Le territoire de l’Hertogenwald constitue le contrefort Nord-Ouest de la plus grande réserve naturelle de la Région wallonne : la réserve naturelle des Hautes-Fagnes. Il est limité vers le Nord par la ville d’Eupen et la Vesdre, vers l’Est par la vallée de la Helle, vers le Sud par les Hautes-Fagnes et vers l’Ouest par la vallée de la Gileppe et le barrage du même nom. En raison de la proximité immédiate de la région touristique des Hautes-Fagnes, des frontières allemandes et néerlandaises, la pression récréative est importante sur tout le massif, surtout lors des week-ends et des périodes enneigées. Sur le plan administratif, ce territoire, entièrement domanial, fait partie du cantonnement forestier de Verviers.

 

Cliquer pour agrandirRelief et climat :

L’altitude varie de 240 m (vallée de la Vesdre) à 600 m (Hautes-Fagnes). Le massif est coupé en son centre par la Soor qui débouche dans la Helle. Les pentes les plus fortes sont rencontrées tout au long de la vallée de la Helle, à la fin du parcours de la Soor et sur les versants de la Gileppe. La forêt se partage entre la Basse, la Moyenne et la Haute-Ardenne.
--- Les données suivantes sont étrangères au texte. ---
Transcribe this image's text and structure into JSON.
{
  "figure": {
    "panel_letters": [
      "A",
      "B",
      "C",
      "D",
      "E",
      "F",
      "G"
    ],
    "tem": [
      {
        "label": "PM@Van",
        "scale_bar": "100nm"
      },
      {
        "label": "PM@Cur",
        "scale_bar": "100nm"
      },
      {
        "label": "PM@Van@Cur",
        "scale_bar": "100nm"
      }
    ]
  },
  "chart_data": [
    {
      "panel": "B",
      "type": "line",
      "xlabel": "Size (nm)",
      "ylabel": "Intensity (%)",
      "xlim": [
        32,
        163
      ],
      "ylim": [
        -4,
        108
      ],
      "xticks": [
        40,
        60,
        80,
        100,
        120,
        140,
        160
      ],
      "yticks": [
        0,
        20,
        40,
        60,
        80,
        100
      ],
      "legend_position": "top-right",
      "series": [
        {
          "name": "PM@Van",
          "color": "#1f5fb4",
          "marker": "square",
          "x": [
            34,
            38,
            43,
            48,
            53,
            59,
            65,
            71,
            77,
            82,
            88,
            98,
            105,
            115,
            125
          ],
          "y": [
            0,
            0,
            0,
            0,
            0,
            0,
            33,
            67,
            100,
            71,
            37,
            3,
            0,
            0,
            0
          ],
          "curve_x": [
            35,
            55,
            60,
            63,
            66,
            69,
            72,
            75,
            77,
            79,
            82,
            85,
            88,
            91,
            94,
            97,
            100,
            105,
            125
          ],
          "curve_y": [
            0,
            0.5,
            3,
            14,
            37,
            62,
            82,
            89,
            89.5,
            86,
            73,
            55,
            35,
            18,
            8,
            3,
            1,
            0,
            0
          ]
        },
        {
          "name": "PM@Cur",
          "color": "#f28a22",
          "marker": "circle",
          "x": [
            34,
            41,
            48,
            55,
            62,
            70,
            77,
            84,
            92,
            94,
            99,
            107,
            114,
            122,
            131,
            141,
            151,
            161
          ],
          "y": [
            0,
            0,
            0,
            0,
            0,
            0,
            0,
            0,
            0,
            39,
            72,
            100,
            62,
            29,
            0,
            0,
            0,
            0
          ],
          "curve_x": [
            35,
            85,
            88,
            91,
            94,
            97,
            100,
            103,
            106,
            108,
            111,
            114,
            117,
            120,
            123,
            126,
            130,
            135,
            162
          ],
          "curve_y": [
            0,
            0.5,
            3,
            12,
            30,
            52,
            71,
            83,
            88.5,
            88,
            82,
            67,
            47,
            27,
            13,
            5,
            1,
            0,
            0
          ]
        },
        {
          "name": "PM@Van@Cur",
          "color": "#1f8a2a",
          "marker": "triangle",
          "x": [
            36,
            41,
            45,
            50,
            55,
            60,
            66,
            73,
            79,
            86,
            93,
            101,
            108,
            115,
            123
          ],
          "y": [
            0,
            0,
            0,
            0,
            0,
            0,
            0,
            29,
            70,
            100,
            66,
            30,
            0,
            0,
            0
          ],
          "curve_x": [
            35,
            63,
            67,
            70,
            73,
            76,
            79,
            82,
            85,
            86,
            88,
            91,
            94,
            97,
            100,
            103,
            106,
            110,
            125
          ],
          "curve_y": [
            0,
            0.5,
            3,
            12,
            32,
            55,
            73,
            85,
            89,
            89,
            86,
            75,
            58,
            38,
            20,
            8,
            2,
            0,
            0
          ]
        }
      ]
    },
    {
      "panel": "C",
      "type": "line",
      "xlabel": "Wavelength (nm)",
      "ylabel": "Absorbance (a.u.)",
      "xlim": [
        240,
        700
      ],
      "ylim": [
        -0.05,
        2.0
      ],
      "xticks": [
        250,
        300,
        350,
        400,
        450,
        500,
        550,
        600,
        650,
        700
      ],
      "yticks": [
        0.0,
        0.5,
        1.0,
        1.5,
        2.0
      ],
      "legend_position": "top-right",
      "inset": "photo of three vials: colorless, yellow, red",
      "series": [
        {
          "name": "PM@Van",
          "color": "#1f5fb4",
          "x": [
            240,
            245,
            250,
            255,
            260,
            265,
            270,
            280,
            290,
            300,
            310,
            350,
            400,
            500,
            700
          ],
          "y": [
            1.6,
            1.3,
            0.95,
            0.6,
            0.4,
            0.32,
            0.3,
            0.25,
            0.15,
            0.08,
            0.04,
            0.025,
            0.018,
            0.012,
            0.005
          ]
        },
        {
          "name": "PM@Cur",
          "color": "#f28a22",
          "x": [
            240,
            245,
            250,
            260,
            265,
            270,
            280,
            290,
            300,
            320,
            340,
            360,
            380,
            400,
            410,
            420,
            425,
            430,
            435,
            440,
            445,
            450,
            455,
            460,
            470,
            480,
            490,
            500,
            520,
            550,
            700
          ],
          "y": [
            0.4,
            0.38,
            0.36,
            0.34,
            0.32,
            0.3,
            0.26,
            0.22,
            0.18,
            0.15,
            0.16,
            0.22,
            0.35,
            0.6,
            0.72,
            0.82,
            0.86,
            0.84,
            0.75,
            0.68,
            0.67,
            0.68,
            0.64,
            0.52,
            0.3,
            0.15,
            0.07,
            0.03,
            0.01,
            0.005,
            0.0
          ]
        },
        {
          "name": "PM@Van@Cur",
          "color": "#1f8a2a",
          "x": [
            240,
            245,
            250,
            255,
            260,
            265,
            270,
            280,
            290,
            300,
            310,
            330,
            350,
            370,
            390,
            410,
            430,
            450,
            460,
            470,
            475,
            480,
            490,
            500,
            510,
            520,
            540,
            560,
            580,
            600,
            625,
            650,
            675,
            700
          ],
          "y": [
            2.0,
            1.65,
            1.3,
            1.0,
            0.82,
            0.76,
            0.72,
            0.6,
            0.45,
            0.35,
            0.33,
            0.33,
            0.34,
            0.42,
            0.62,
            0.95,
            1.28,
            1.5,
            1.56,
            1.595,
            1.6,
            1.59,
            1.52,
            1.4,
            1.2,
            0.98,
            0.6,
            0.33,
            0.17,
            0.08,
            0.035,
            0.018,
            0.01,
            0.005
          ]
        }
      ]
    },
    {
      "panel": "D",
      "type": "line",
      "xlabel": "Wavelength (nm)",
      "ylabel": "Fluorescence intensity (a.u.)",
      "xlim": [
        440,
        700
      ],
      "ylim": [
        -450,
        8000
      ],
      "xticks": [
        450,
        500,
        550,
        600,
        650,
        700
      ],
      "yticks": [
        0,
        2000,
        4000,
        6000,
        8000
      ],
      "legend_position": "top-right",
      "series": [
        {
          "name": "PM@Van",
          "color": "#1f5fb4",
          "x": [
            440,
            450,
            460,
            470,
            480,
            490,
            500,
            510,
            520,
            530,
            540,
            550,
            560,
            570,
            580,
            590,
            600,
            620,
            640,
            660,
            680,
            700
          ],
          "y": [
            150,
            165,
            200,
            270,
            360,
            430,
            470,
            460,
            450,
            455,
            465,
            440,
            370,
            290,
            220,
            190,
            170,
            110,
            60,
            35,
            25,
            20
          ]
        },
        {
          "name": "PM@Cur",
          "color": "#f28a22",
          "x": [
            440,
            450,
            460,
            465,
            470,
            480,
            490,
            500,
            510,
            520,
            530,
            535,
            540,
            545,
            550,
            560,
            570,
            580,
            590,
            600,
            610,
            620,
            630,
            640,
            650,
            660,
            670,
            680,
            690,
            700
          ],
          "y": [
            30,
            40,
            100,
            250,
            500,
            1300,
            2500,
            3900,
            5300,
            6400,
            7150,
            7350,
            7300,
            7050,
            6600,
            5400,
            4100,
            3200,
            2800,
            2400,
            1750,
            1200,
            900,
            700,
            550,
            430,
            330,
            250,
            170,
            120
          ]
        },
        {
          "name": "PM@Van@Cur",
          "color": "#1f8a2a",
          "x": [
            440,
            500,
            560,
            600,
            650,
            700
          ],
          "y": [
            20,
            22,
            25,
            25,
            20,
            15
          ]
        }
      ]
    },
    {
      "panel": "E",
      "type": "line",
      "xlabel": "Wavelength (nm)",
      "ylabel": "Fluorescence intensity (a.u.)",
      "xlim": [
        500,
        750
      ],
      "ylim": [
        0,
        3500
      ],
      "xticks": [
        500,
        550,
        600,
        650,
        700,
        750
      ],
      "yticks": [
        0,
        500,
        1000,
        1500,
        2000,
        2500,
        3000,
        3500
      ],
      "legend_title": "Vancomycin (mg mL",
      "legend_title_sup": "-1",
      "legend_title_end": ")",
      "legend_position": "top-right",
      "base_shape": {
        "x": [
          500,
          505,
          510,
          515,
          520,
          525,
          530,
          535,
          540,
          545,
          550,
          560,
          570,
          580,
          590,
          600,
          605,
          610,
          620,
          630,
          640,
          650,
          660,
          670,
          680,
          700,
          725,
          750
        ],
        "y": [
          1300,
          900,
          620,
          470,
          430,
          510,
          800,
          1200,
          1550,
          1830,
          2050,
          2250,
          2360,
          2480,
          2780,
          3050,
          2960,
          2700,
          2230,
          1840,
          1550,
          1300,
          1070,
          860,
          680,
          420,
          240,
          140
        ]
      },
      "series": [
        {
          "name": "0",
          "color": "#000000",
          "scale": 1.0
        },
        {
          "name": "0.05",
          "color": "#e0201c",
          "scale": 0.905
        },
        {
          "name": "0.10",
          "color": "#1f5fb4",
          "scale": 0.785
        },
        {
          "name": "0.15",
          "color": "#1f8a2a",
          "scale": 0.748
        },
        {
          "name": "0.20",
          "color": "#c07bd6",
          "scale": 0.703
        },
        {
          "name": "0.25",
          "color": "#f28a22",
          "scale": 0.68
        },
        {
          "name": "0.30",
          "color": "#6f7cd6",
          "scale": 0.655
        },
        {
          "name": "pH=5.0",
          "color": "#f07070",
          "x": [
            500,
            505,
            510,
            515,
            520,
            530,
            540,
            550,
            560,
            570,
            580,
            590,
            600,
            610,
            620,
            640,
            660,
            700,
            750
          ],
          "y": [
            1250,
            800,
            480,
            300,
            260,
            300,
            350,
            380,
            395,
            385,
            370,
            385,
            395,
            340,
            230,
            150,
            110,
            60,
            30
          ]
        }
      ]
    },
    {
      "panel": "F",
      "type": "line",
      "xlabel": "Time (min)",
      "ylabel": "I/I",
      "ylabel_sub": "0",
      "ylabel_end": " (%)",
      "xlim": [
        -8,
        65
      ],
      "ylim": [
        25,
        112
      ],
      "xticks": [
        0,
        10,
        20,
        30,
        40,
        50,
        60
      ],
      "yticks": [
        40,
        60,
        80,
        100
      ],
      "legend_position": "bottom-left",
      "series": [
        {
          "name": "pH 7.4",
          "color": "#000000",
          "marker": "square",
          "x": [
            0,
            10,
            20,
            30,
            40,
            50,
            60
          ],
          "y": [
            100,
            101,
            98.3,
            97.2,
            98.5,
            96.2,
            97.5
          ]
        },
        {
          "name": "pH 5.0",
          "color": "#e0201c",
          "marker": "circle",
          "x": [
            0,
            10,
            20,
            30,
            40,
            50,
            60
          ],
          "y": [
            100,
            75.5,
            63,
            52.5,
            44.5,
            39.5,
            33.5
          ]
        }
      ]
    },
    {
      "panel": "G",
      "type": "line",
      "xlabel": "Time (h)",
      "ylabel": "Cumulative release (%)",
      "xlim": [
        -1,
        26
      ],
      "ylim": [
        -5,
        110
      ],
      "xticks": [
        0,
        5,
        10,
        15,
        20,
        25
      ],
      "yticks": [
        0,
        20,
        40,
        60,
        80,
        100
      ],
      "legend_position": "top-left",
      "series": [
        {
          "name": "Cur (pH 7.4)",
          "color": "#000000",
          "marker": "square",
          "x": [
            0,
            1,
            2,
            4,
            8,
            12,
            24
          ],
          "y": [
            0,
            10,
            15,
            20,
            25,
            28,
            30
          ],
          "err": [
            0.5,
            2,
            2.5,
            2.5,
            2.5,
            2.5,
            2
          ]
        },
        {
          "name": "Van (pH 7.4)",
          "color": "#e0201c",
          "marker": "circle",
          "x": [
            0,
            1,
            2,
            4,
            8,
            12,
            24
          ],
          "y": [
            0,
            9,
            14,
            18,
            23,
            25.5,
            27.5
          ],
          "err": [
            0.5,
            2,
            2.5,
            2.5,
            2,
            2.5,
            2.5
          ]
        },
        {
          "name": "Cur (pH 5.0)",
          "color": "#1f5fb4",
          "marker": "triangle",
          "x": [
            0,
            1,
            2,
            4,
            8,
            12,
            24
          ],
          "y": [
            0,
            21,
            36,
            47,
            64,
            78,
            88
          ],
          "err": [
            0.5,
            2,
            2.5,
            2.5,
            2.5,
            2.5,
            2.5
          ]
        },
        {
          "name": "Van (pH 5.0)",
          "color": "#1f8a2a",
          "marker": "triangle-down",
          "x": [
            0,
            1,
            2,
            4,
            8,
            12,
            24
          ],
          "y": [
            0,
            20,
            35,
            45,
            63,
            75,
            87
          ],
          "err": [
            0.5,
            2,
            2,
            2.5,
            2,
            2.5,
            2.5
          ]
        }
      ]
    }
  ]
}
Le climat est donc fort variable, avec, de Basse Ardenne à Haute Ardenne, une température moyenne annuelle allant de 8°C à 6°C, des précipitations annuelles variant de 900 mm à 1.400 mm et un nombre de jours avec chutes de neige allant de 26 à 38 jours

 

Groupements végétaux : -> en savoir plus

Cliquer pour agrandirLa proportion feuillus-résineux est de l'ordre de 1/3-2/3. Sur les quelques 4.000 ha dévolus à la sylviculture des résineux, 20% sont toutefois à blanc ou en friche. La principale essence résineuse est l’épicéa qui a été introduit massivement par les Prussiens à la seconde moitié du XIXème siècle, sur les plateaux au-delà de 400-450 m. A basse altitude, la hêtraie à luzule climacique a laissé la place à la chênaie sessiliflore suite aux dégradations d'origine anthropique et notamment au traitement de la forêt en taillis-sous-futaie. On est donc actuellement en présence de peuplements à base de chêne sessile et de bouleau verruqueux. Le hêtre se réintroduit toutefois progressivement sous la futaie de chênes. Plus haut en altitude (300-500 m), la hêtraie à luzule et myrtille apparaît, surtout sur les versants. Dès 400 m, les peuplements feuillus médiocres (taillis épuisés) ont été convertis en peuplements d'épicéa.

 

Cliquer pour agrandirEspèces chassées :

C’est le cerf qui fait actuellement l’objet de l’essentiel des efforts de gestion sur le territoire. Le chevreuil présente une population modeste difficile à chiffrer, qui semble stable, voire croissante. Le sanglier est bien présent aujourd’hui, en densité assez variable d'une année à l’autre. Il est intéressant de relever que le cerf n'était pas présent dans le massif il y a un siècle et demi. A cette époque, seuls la gélinotte des bois, le coq de bruyère et le chevreuil faisaient figures d'espèces-gibier. C'est vraisemblablement l'enrésinement des fagnes et la pression démographique humaine dans les vallées qui ont provoqué l'installation d'une population de cerfs maintenant bien cantonnée dans l'Hertogenwald.

Sur le plan de la gestion cynégétique, le territoire de l’Hertogenwald fait partie du plus ancien conseil cynégétique de la Région wallonne, celui des Hautes-Fagnes – Eifel (1973).